Ammmm… what can I wish to someone who has everything
(A beautiful girlfriend who loves him very much )….​ 
Wishing you another year of happiness, good health and prosperity!​ 
Happy Birthday DN88!​


----------



## Trisia

Haven't seen you in the EO for quite some time, *dn88*, what's this, were you too busy baking your birthday cake? Make it three layers please, and lots of chocolate.

And no more excuses from now on. Your English is great and we miss you there. Don't wait till you're too old to type 
(and remember those poor neurons that die daily... )

But you can definitely take this one day off.. or maybe stick around in the forums and celebrate with us - in any case, have a *happy, happy, happy birthday*, filled with joy and loads of *♥*. Oh, and *candy*. 

Warmest wishes (I would've said "hugs"... but I'll let someone else take care of that )
Trisia


----------



## mimi2

*Hello dn88. *
*Happy birthday to you!*
*Wszystkiego naj z okazji urodzin! *
*Nguyen.*


----------



## bibliolept

DN88!

From one aging near-fossil to another, *HAPPY BIRTHDAY!*

Enjoy your cake... even the taste buds start to go south as you age... cake and champagne and candy don't taste the same.

So cheers, pal.
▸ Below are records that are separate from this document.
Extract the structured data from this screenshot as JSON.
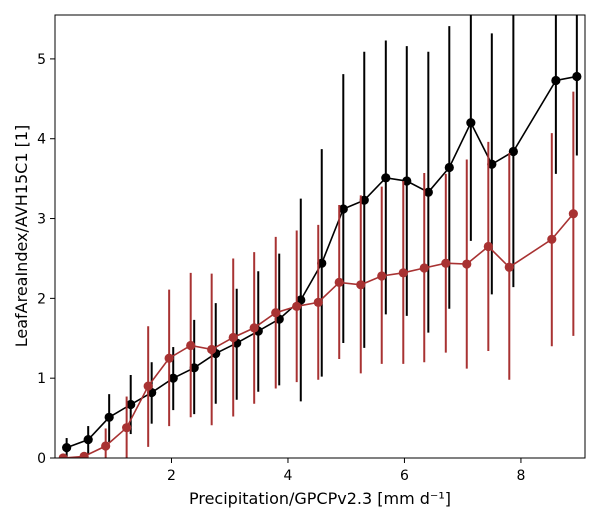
{
  "chart_data": {
    "type": "line",
    "title": "",
    "xlabel": "Precipitation/GPCPv2.3 [mm d⁻¹]",
    "ylabel": "LeafAreaIndex/AVH15C1 [1]",
    "xlim": [
      0.0,
      9.1
    ],
    "ylim": [
      0.0,
      5.55
    ],
    "xticks": [
      2,
      4,
      6,
      8
    ],
    "yticks": [
      0,
      1,
      2,
      3,
      4,
      5
    ],
    "grid": false,
    "legend": "none",
    "series": [
      {
        "color": "#000000",
        "points": [
          {
            "x": 0.2,
            "y": 0.13,
            "lo": 0.0,
            "hi": 0.25
          },
          {
            "x": 0.57,
            "y": 0.23,
            "lo": 0.05,
            "hi": 0.4
          },
          {
            "x": 0.93,
            "y": 0.51,
            "lo": 0.2,
            "hi": 0.8
          },
          {
            "x": 1.3,
            "y": 0.67,
            "lo": 0.3,
            "hi": 1.04
          },
          {
            "x": 1.66,
            "y": 0.82,
            "lo": 0.43,
            "hi": 1.2
          },
          {
            "x": 2.03,
            "y": 1.0,
            "lo": 0.6,
            "hi": 1.39
          },
          {
            "x": 2.39,
            "y": 1.13,
            "lo": 0.55,
            "hi": 1.73
          },
          {
            "x": 2.76,
            "y": 1.31,
            "lo": 0.68,
            "hi": 1.94
          },
          {
            "x": 3.12,
            "y": 1.44,
            "lo": 0.73,
            "hi": 2.12
          },
          {
            "x": 3.49,
            "y": 1.59,
            "lo": 0.83,
            "hi": 2.34
          },
          {
            "x": 3.85,
            "y": 1.74,
            "lo": 0.91,
            "hi": 2.56
          },
          {
            "x": 4.22,
            "y": 1.98,
            "lo": 0.71,
            "hi": 3.25
          },
          {
            "x": 4.58,
            "y": 2.44,
            "lo": 1.02,
            "hi": 3.87
          },
          {
            "x": 4.95,
            "y": 3.12,
            "lo": 1.44,
            "hi": 4.81
          },
          {
            "x": 5.31,
            "y": 3.23,
            "lo": 1.38,
            "hi": 5.09
          },
          {
            "x": 5.68,
            "y": 3.51,
            "lo": 1.8,
            "hi": 5.23
          },
          {
            "x": 6.04,
            "y": 3.47,
            "lo": 1.78,
            "hi": 5.16
          },
          {
            "x": 6.41,
            "y": 3.33,
            "lo": 1.57,
            "hi": 5.09
          },
          {
            "x": 6.77,
            "y": 3.64,
            "lo": 1.87,
            "hi": 5.41
          },
          {
            "x": 7.14,
            "y": 4.2,
            "lo": 2.72,
            "hi": 5.6
          },
          {
            "x": 7.5,
            "y": 3.68,
            "lo": 2.05,
            "hi": 5.32
          },
          {
            "x": 7.87,
            "y": 3.84,
            "lo": 2.14,
            "hi": 5.55
          },
          {
            "x": 8.6,
            "y": 4.73,
            "lo": 3.56,
            "hi": 5.6
          },
          {
            "x": 8.96,
            "y": 4.78,
            "lo": 3.79,
            "hi": 5.6
          }
        ]
      },
      {
        "color": "#a83232",
        "points": [
          {
            "x": 0.14,
            "y": 0.0,
            "lo": 0.0,
            "hi": 0.03
          },
          {
            "x": 0.5,
            "y": 0.02,
            "lo": 0.0,
            "hi": 0.06
          },
          {
            "x": 0.87,
            "y": 0.15,
            "lo": 0.0,
            "hi": 0.37
          },
          {
            "x": 1.23,
            "y": 0.38,
            "lo": 0.0,
            "hi": 0.77
          },
          {
            "x": 1.6,
            "y": 0.9,
            "lo": 0.14,
            "hi": 1.65
          },
          {
            "x": 1.96,
            "y": 1.25,
            "lo": 0.4,
            "hi": 2.11
          },
          {
            "x": 2.33,
            "y": 1.41,
            "lo": 0.51,
            "hi": 2.32
          },
          {
            "x": 2.69,
            "y": 1.36,
            "lo": 0.41,
            "hi": 2.31
          },
          {
            "x": 3.06,
            "y": 1.51,
            "lo": 0.52,
            "hi": 2.5
          },
          {
            "x": 3.42,
            "y": 1.63,
            "lo": 0.68,
            "hi": 2.58
          },
          {
            "x": 3.79,
            "y": 1.82,
            "lo": 0.87,
            "hi": 2.77
          },
          {
            "x": 4.15,
            "y": 1.9,
            "lo": 0.95,
            "hi": 2.85
          },
          {
            "x": 4.52,
            "y": 1.95,
            "lo": 0.98,
            "hi": 2.92
          },
          {
            "x": 4.88,
            "y": 2.2,
            "lo": 1.24,
            "hi": 3.17
          },
          {
            "x": 5.25,
            "y": 2.17,
            "lo": 1.06,
            "hi": 3.29
          },
          {
            "x": 5.61,
            "y": 2.28,
            "lo": 1.18,
            "hi": 3.4
          },
          {
            "x": 5.98,
            "y": 2.32,
            "lo": 1.18,
            "hi": 3.47
          },
          {
            "x": 6.34,
            "y": 2.38,
            "lo": 1.2,
            "hi": 3.57
          },
          {
            "x": 6.71,
            "y": 2.44,
            "lo": 1.32,
            "hi": 3.56
          },
          {
            "x": 7.07,
            "y": 2.43,
            "lo": 1.12,
            "hi": 3.74
          },
          {
            "x": 7.44,
            "y": 2.65,
            "lo": 1.34,
            "hi": 3.96
          },
          {
            "x": 7.8,
            "y": 2.39,
            "lo": 0.98,
            "hi": 3.82
          },
          {
            "x": 8.53,
            "y": 2.74,
            "lo": 1.4,
            "hi": 4.07
          },
          {
            "x": 8.9,
            "y": 3.06,
            "lo": 1.53,
            "hi": 4.59
          }
        ]
      }
    ]
  }
}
Go out and party--or better yet, stay in and enjoy your loved ones.


----------



## AngelEyes

*Happy Birthday, dn88!!!*

*Okay.*
*I'm ready .*

*Let's all gather around him **and light the candles.*
*We'll sing Happy Birthday and then*
* get to the good part!!!*

*May I say I think it's about time you started to post around here again, *
*Birthday Boy.*

*For now...you're off the hook.*
*Have a wonderful day on this: *
*the beginning of your very own personal New Year.*

_...now make a wish...and blow!_
__ 
*AngelEyes*​


----------



## Flaminius

*Happy Birthday, dn88!!!*

I would love to see your posts in EO.  Won't you give a thought to this small exercise after a plentiful serving of the birthday cake?  
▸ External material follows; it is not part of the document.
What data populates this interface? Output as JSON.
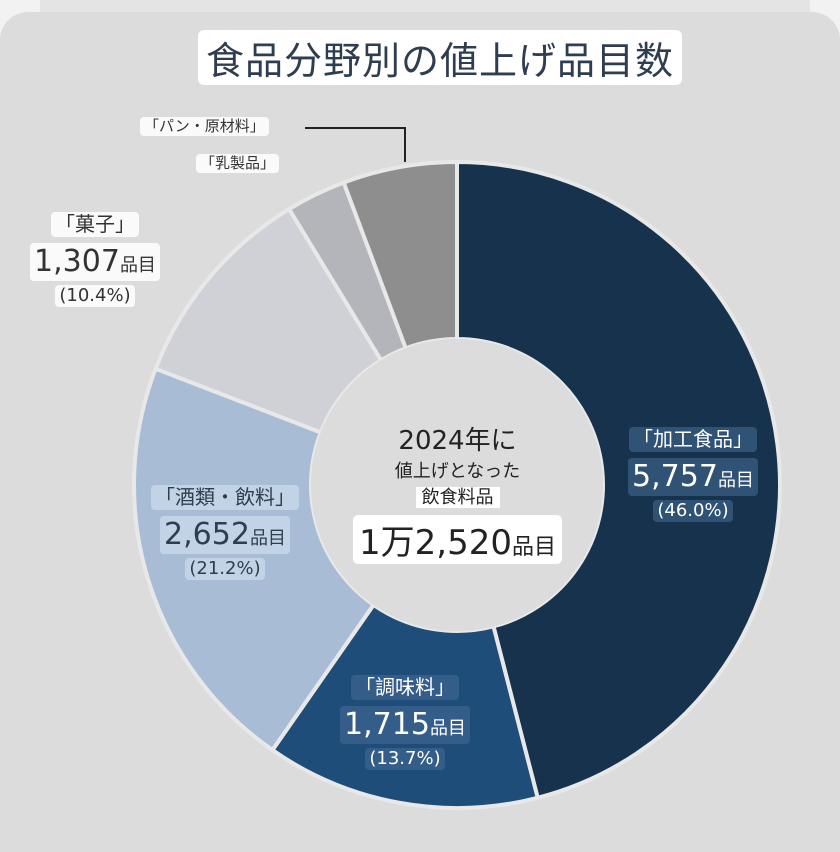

I hope you have started a new year in your life with happiness and smile.

By the way, I'm wondering how I can get to the official celebration venue?  Ah, don't worry about my plate and fork.  I'll bring my extra large set. ;-)


----------



## dn88

Thanks to all of you, this is a wonderful birthday gift 

* nichec: *Thank you so much for starting this thread for me, my baby, you really touched my heart  And I believe you know what my wish is 

* cfu507:* Sadly our paths in the forums hardly ever cross, the happier I am to see your wishes here  Thanks!

*Trisia: *Baking a cake? Nope, I'm not that talented xP Don't miss me too much, I am here, even though I'm not posting  Thanks for your wishes.
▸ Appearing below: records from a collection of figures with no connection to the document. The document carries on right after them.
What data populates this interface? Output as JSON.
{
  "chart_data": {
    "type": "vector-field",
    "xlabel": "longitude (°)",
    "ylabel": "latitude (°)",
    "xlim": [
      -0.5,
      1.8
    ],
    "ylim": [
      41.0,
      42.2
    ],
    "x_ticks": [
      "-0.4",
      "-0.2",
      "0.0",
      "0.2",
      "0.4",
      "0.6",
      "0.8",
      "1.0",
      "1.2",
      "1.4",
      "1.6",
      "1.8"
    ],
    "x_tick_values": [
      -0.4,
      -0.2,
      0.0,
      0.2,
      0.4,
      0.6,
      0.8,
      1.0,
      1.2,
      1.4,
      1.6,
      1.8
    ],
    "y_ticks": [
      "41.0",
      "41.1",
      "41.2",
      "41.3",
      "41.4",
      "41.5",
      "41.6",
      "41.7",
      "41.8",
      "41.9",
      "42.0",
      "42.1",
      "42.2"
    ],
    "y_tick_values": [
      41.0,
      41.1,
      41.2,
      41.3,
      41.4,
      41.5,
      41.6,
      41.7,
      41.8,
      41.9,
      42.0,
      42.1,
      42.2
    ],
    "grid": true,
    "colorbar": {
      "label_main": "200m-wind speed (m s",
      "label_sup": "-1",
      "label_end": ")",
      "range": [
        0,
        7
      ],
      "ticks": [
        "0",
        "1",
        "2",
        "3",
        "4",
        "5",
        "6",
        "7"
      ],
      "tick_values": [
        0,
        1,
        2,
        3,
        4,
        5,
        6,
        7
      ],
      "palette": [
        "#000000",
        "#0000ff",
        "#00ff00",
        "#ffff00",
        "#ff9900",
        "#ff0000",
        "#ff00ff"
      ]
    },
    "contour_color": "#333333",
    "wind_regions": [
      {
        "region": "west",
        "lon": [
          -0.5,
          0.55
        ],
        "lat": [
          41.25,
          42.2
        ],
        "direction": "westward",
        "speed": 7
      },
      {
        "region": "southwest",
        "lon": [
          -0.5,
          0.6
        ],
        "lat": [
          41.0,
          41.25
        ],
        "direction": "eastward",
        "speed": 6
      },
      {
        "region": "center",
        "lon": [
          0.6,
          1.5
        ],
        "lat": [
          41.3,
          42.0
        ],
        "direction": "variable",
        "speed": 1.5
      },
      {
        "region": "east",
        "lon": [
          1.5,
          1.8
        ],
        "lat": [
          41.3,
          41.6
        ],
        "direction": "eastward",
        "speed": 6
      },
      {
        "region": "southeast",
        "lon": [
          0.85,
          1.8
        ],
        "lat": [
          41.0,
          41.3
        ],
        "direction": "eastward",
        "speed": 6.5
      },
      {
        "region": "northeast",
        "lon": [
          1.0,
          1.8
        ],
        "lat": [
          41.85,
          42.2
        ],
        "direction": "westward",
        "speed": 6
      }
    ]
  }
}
* mimi2:* I didn't know that you speak Polish  What a nice surprise, thank you 

* bibliolept:* Yep, I've almost turned into a fossil by now... Guess it's not all that good to be so old, but THANK YOU!!! - _said with a trembling voice_ 

*AngelEyes: *You've always been so nice to me, I am grateful for that, and I hope the wish I made will come true one day 

*Flaminius: *I am surprised that you dropped by! Thought you had forgotten about my existence... And yes, please bring your set with you, there's an extra large birthday cake waiting for you ;D

 Oh, I've just run out of smileys...........

As you can easily conclude, I am already too old to post here, everytime I try to write something, there are at least two other members that managed to post before me. xD
I miss the old times too, I used to be faster, maybe I had more time, maybe, maybe.... maybe I was younger ;D
But I can say I am still a proud member of the WR community, it's such a great place with lots of people so nice, and that will always keep me coming back here :>

_*THANK YOU!!!*_


----------



## kenny4528

I'm sending my best wishes to you for your birthday from Taiwan, though it's late, dn88, hoping you can feel that~


----------



## ewie

Oops, I'm even later than Kenny ~ Happy Belated Birthday, DN


----------



## ewie

Oops, I'm even later than Kenny ~ Happy Belated Birthday Belated Happy Birthday, DN


----------



## Thomas1

Well, I guess I am the last one to join the party...
Happy birthday, DN. 

Tom


----------



## dn88

Of course it's not too late!!! 
*
kenny*, it's a sheer pleasure to have you here with us in the forums, thank you for your warm wishes 

Thank you too, *ewie*, I'm counting on your help when I finally open a thread in EO again 

*Thomas*, bardzo dziękuję za życzenia, i powinienem nadrobić  trochę zaległości również w SL 

THANK YOU ALL ONCE AGAIN!!!


----------



## audiolaik

Hello,
I would like to wish you all the best, dn88!!!

It would appear that Thomas1 was last but one to join the party!

Greetings from rainy Bydgoszcz!!!


Audiolaik​


----------



## dn88

*Audiolaik*, thank you!!! It's all so heartwarming  Looking forward to meeting you here many many times in the future


----------



## dn88

This time has passed
I may wonder now
What I have done, what you have done
My heart enchanted, trapped in your hands
Showed me the way I should not have gone
My joy and despair pierced by the arrow of dread
Led me through the depths of eternity
Used to hope for better days, but there is no tomorrow at all
Used to see you happy and in love, but there is no happiness no more
Used to cry, used to laugh, used to live, no more, anymore

The days just drag, the nights just pass
Festering wounds make my soul wither
Those stars in the sky glitter until they turn red
This blood is dripping like a gentle breeze
Over the horizon of shattered dreams

Today is left, gone is Forever
Everything turns into Nothing
Love is devoured by burning Hatred
Always is pushed aside by Never 

Though my mind is blank
I strive to find the next day
Hope springs eternal
Hope hurts forever
Hope is the mother of fools
There is no hope whatsoever
There is just pain
There is just rain
There are just tears
There are just fears
There is a new day

Wake up from one nightmare to face another nightmare
Do you really want it
You do, you know this is real
And you will not help it

I thought you felt the same, my soulmate
I did
Where is that happiness, where that joy we had
Or is love really so fleeting
Or is it life that breaks our chains
Or are we so reckless
Or are you
Or am I

Feelings disappear and set a new start
Though the world has torn us apart
You will always stay in my heart

My feelings will not

*d 
n
8
8*
​


----------